Zara Ingilizian, Head of Consumer Industries and Consumption at World Economic Forum, said: “The shift from disposable consumer goods to reusables is still in its early stages, but there are already signs of progress. Just as recycling and composting were once considered eccentric and electric cars were written off as science fiction, when it comes to sustainability, attitudes about just what is viable are changing rapidly. Reuse may well prove to be among the most potent manifestations of that shift.”

Beth Bovis, Project Leader, Partner, Leader of Global Social Impact & Sustainability at Kearney, said: “We need to shift from merely “treating” or “handling” waste to simply never creating it in the first place. But any shift towards reusable consumer goods will depend on the choices and actions of the three driving forces of our economy: consumers, the private sector and the public sector. Each of these groups has a unique role to play in making reuse a reality. The need for a more reuse-centred economic model is urgent and grows more so with each passing year. It is up to all stakeholders to answer the call.”
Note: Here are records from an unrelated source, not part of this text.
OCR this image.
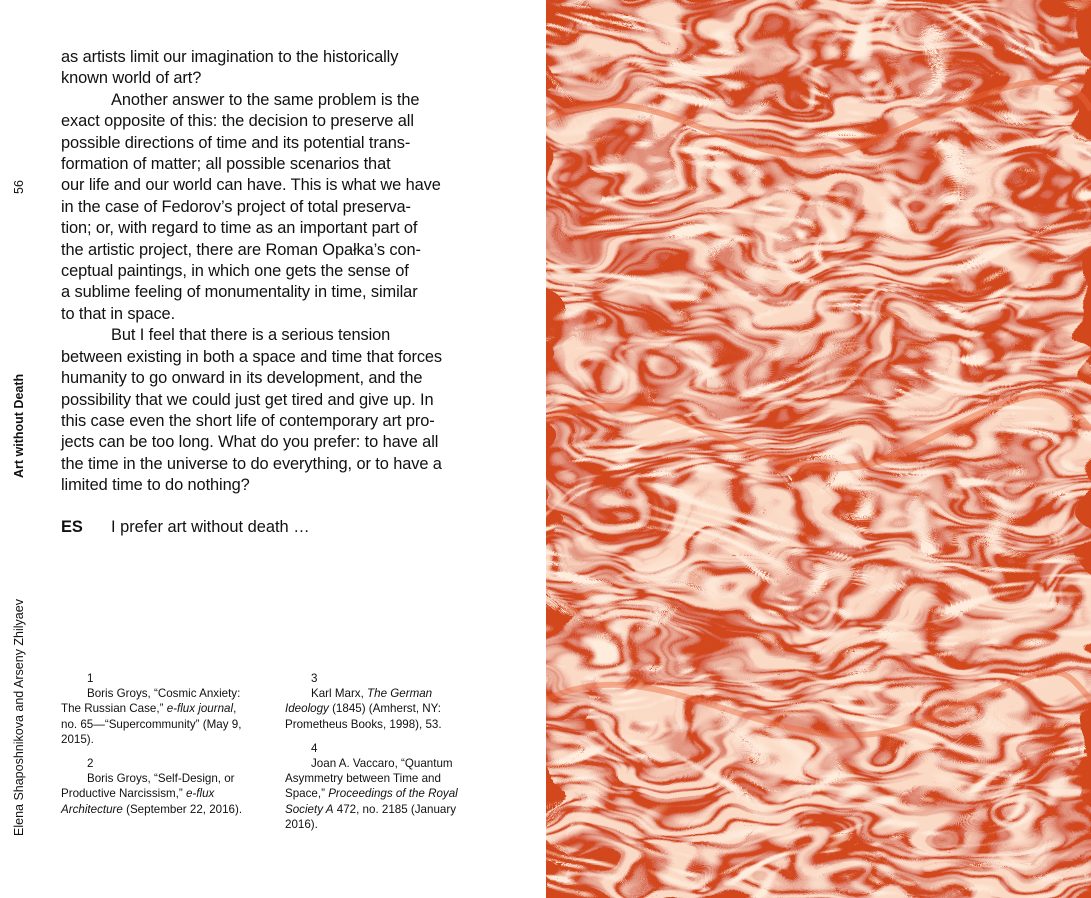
56
Art without Death
Elena Shaposhnikova and Arseny Zhilyaev

as artists limit our imagination to the historically
known world of art?

Another answer to the same problem is the
exact opposite of this: the decision to preserve all
possible directions of time and its potential trans-
formation of matter; all possible scenarios that
our life and our world can have. This is what we have
in the case of Fedorov’s project of total preserva-
tion; or, with regard to time as an important part of
the artistic project, there are Roman Opałka’s con-
ceptual paintings, in which one gets the sense of
a sublime feeling of monumentality in time, similar
to that in space.

But I feel that there is a serious tension
between existing in both a space and time that forces
humanity to go onward in its development, and the
possibility that we could just get tired and give up. In
this case even the short life of contemporary art pro-
jects can be too long. What do you prefer: to have all
the time in the universe to do everything, or to have a
limited time to do nothing?

ES I prefer art without death …
1
Boris Groys, “Cosmic Anxiety:
The Russian Case,” e-flux journal,
no. 65—“Supercommunity” (May 9,
2015).
2
Boris Groys, “Self-Design, or
Productive Narcissism,” e-flux
Architecture (September 22, 2016).
3
Karl Marx, The German
Ideology (1845) (Amherst, NY:
Prometheus Books, 1998), 53.
4
Joan A. Vaccaro, “Quantum
Asymmetry between Time and
Space,” Proceedings of the Royal
Society A 472, no. 2185 (January
2016).
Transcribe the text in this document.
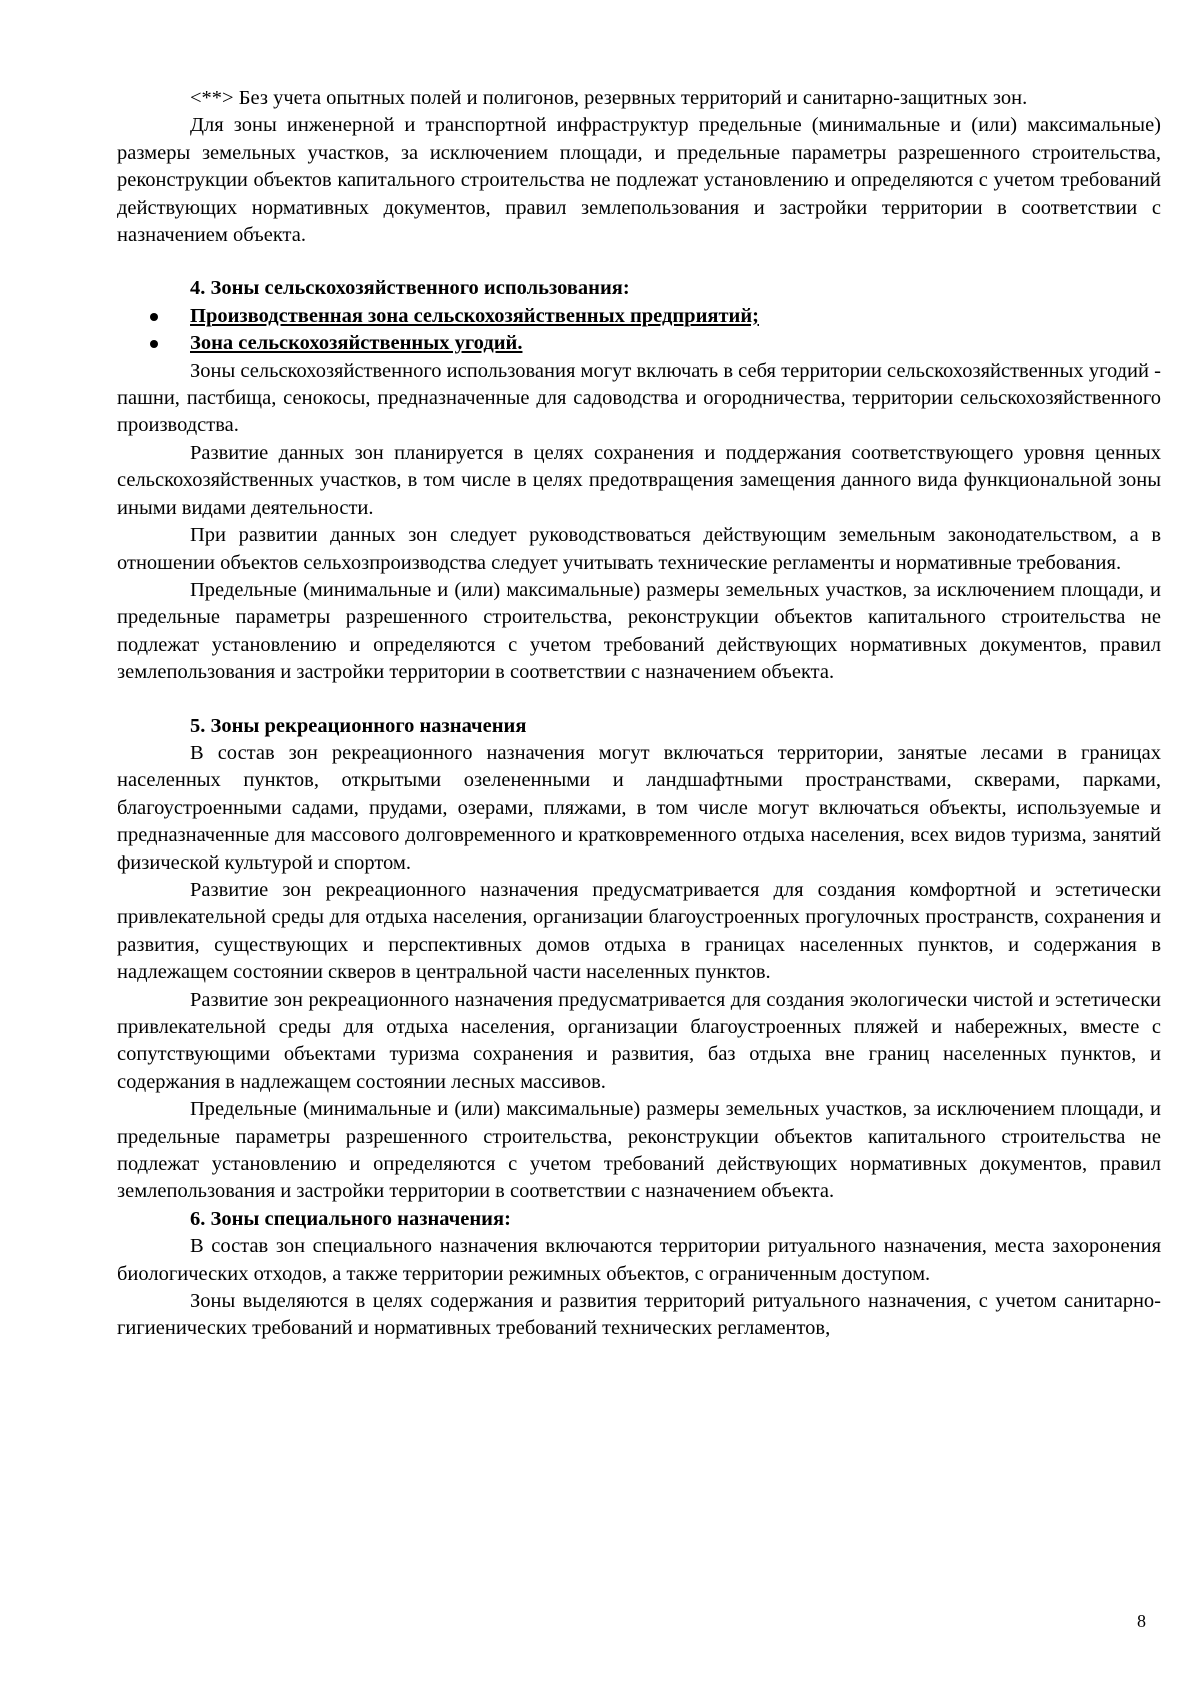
<**> Без учета опытных полей и полигонов, резервных территорий и санитарно-защитных зон.

Для зоны инженерной и транспортной инфраструктур предельные (минимальные и (или) максимальные) размеры земельных участков, за исключением площади, и предельные параметры разрешенного строительства, реконструкции объектов капитального строительства не подлежат установлению и определяются с учетом требований действующих нормативных документов, правил землепользования и застройки территории в соответствии с назначением объекта.

4. Зоны сельскохозяйственного использования:

Производственная зона сельскохозяйственных предприятий;
Зона сельскохозяйственных угодий.

Зоны сельскохозяйственного использования могут включать в себя территории сельскохозяйственных угодий - пашни, пастбища, сенокосы, предназначенные для садоводства и огородничества, территории сельскохозяйственного производства.

Развитие данных зон планируется в целях сохранения и поддержания соответствующего уровня ценных сельскохозяйственных участков, в том числе в целях предотвращения замещения данного вида функциональной зоны иными видами деятельности.

При развитии данных зон следует руководствоваться действующим земельным законодательством, а в отношении объектов сельхозпроизводства следует учитывать технические регламенты и нормативные требования.

Предельные (минимальные и (или) максимальные) размеры земельных участков, за исключением площади, и предельные параметры разрешенного строительства, реконструкции объектов капитального строительства не подлежат установлению и определяются с учетом требований действующих нормативных документов, правил землепользования и застройки территории в соответствии с назначением объекта.

5. Зоны рекреационного назначения

В состав зон рекреационного назначения могут включаться территории, занятые лесами в границах населенных пунктов, открытыми озелененными и ландшафтными пространствами, скверами, парками, благоустроенными садами, прудами, озерами, пляжами, в том числе могут включаться объекты, используемые и предназначенные для массового долговременного и кратковременного отдыха населения, всех видов туризма, занятий физической культурой и спортом.

Развитие зон рекреационного назначения предусматривается для создания комфортной и эстетически привлекательной среды для отдыха населения, организации благоустроенных прогулочных пространств, сохранения и развития, существующих и перспективных домов отдыха в границах населенных пунктов, и содержания в надлежащем состоянии скверов в центральной части населенных пунктов.

Развитие зон рекреационного назначения предусматривается для создания экологически чистой и эстетически привлекательной среды для отдыха населения, организации благоустроенных пляжей и набережных, вместе с сопутствующими объектами туризма сохранения и развития, баз отдыха вне границ населенных пунктов, и содержания в надлежащем состоянии лесных массивов.

Предельные (минимальные и (или) максимальные) размеры земельных участков, за исключением площади, и предельные параметры разрешенного строительства, реконструкции объектов капитального строительства не подлежат установлению и определяются с учетом требований действующих нормативных документов, правил землепользования и застройки территории в соответствии с назначением объекта.

6. Зоны специального назначения:

В состав зон специального назначения включаются территории ритуального назначения, места захоронения биологических отходов, а также территории режимных объектов, с ограниченным доступом.

Зоны выделяются в целях содержания и развития территорий ритуального назначения, с учетом санитарно-гигиенических требований и нормативных требований технических регламентов,

8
Mayuri Ghosh, Head of Consumers Beyond Disposability initiative, Future of Consumption Platform at World Economic Forum, said: “When we talk of the three scenarios, it is worth emphasizing that any of these scenarios would represent extremely valuable progress over the present status quo. The plastic waste challenge has grown too large for us to simply recycle our way out of. With no global agreement over an ambition level to target plastic waste, the sooner we can make systemic and meaningful advance towards reuse, the better.”

The report goes into these scenarios in depth and provides detailed information on the methodology. It addresses some of the key challenges businesses and the public sector have faced about reuse, namely, how to make reuse scalable and viable.

The report aims to give leaders in business, government, civil society a clear picture of an alternative plastic waste-reduction model. The first half of the report discusses the three primary actors of systems change required. The second half presents the Reuse Viability Framework to help leaders make reuse scaleable and viable.

It calls for the public and the private sectors to collaborate on the development of reuse systems to meet the needs of our economy and the environment. It is part of the World Economic Forum‘s Consumers Beyond Disposability initiative, which focuses on innovative reuse solutions, and has been working to test and scale such solutions.